Dalton lunched with Duncan at the beginning of March. Afterwards, he noted his predecessor’s recommendation to ‘promote Harold Wilson to be Director of Programmes’.5 Duncan’s opinion was reinforced by that of a young economist and temporary civil servant, Hugh Gaitskell, whom Dalton had employed as his personal assistant at his previous ministry, and now brought with him to the Board. Dalton asked Gaitskell to carry out a review of the Mines Department and its personnel. Gaitskell submitted a highly charged report which urged a major shake-up and was severely critical of some senior officials. Wilson, however, he singled out for special praise. He wrote that the young statistician was ‘extraordinarily able. He is only twenty-six, or thereabouts, and is one of the most brilliant younger people about … he has revolutionized the coal statistics … The great thing about him is that he understands what statistics are administratively important and interesting. We must on no account surrender him either to the Army or to any other department.’6
That both Duncan and Gaitskell spoke well of Wilson, suggests that his reputation was high at the political end of the ministry. Gaitskell’s enthusiasm, however, was not universal. A. J. Ryan, then an assistant secretary in the department, believes that the civil service departmental head, Lord Hindley, treated the young statistician with caution. Whether or not this was so, Ryan’s own opinion of Wilson was distinctly cool.
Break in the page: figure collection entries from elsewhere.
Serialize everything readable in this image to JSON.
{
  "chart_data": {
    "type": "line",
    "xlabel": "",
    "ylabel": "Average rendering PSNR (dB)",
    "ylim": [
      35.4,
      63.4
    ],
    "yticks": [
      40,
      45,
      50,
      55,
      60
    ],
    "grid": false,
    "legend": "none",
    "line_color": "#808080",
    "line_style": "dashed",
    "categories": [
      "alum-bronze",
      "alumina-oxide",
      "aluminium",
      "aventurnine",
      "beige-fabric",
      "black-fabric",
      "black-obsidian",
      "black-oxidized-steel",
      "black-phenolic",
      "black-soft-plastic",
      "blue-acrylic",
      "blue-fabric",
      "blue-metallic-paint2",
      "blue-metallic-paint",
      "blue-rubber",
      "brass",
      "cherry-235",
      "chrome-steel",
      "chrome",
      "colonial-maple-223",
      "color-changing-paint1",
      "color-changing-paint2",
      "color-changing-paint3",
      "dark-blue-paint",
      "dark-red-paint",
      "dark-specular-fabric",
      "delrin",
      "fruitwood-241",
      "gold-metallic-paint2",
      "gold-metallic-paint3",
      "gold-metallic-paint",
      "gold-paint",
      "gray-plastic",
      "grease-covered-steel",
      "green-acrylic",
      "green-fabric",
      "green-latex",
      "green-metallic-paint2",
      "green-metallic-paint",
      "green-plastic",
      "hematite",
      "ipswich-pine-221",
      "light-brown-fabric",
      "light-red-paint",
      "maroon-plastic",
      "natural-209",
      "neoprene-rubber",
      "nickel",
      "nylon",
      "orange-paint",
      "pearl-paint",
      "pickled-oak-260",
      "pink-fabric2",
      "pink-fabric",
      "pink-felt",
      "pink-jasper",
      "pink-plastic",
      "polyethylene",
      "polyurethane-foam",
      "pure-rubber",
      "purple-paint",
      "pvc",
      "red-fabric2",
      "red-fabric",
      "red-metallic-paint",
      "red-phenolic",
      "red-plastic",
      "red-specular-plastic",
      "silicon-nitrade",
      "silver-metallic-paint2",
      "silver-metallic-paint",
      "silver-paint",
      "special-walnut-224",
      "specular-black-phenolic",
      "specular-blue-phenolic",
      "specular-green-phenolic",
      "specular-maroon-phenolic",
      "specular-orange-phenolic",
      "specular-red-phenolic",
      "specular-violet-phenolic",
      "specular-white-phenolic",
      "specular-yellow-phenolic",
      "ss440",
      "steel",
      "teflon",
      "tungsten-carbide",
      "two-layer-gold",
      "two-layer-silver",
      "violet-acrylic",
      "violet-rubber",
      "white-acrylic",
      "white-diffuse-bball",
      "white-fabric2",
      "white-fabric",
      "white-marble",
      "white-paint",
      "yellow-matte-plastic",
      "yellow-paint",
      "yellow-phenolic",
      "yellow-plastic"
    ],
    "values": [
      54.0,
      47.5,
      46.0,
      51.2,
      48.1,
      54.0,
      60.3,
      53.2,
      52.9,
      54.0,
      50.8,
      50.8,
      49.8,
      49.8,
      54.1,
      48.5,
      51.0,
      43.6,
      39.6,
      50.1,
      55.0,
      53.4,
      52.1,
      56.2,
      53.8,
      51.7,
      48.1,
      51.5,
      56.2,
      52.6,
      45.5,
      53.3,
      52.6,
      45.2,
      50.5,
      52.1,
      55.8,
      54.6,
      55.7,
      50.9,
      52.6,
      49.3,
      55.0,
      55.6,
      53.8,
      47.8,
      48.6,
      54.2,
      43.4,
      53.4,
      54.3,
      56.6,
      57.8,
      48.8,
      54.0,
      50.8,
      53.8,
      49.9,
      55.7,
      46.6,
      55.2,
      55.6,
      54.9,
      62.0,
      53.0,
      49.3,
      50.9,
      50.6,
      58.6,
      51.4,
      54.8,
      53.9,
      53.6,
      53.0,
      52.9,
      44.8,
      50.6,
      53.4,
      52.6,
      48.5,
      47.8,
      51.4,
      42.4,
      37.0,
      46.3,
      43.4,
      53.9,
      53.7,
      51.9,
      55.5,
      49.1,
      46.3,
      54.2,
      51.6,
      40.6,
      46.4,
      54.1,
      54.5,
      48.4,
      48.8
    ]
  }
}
One of Wilson’s jobs was to prepare statistics of coal stocks – where they were, where they needed to go, and how they were to be disposed of – for a weekly meeting which Hindley chaired. According to Ryan, Wilson exuded confidence and authority at these meetings, yet when he was challenged on his figures, he could not always justify them. Once (says Ryan) he made the cardinal error of confusing figures for output and for distribution, failing to take into account that at many pits there were insufficient trucks to carry the coal away. ‘All our troubles would be gone, if we could do that,’ said Hindley – meaning that there would be no shortage if output could be equated with distribution. Ryan sees the incident as symptomatic. ‘Wilson didn’t understand the coal business, and didn’t bother to find out what he might have,’ he maintains. Ryan’s distrust was based on the suspicion that, despite all Wilson’s years with Beveridge, establishing statistical truth was not his only objective: he was as much concerned to ingratiate himself. ‘His job was to be told by Viscount Hindley what was required, and say whether it could be done,’ recalls Ryan. ‘But he wasn’t straight. He arranged matters to suit his own convenience, rather than fact.’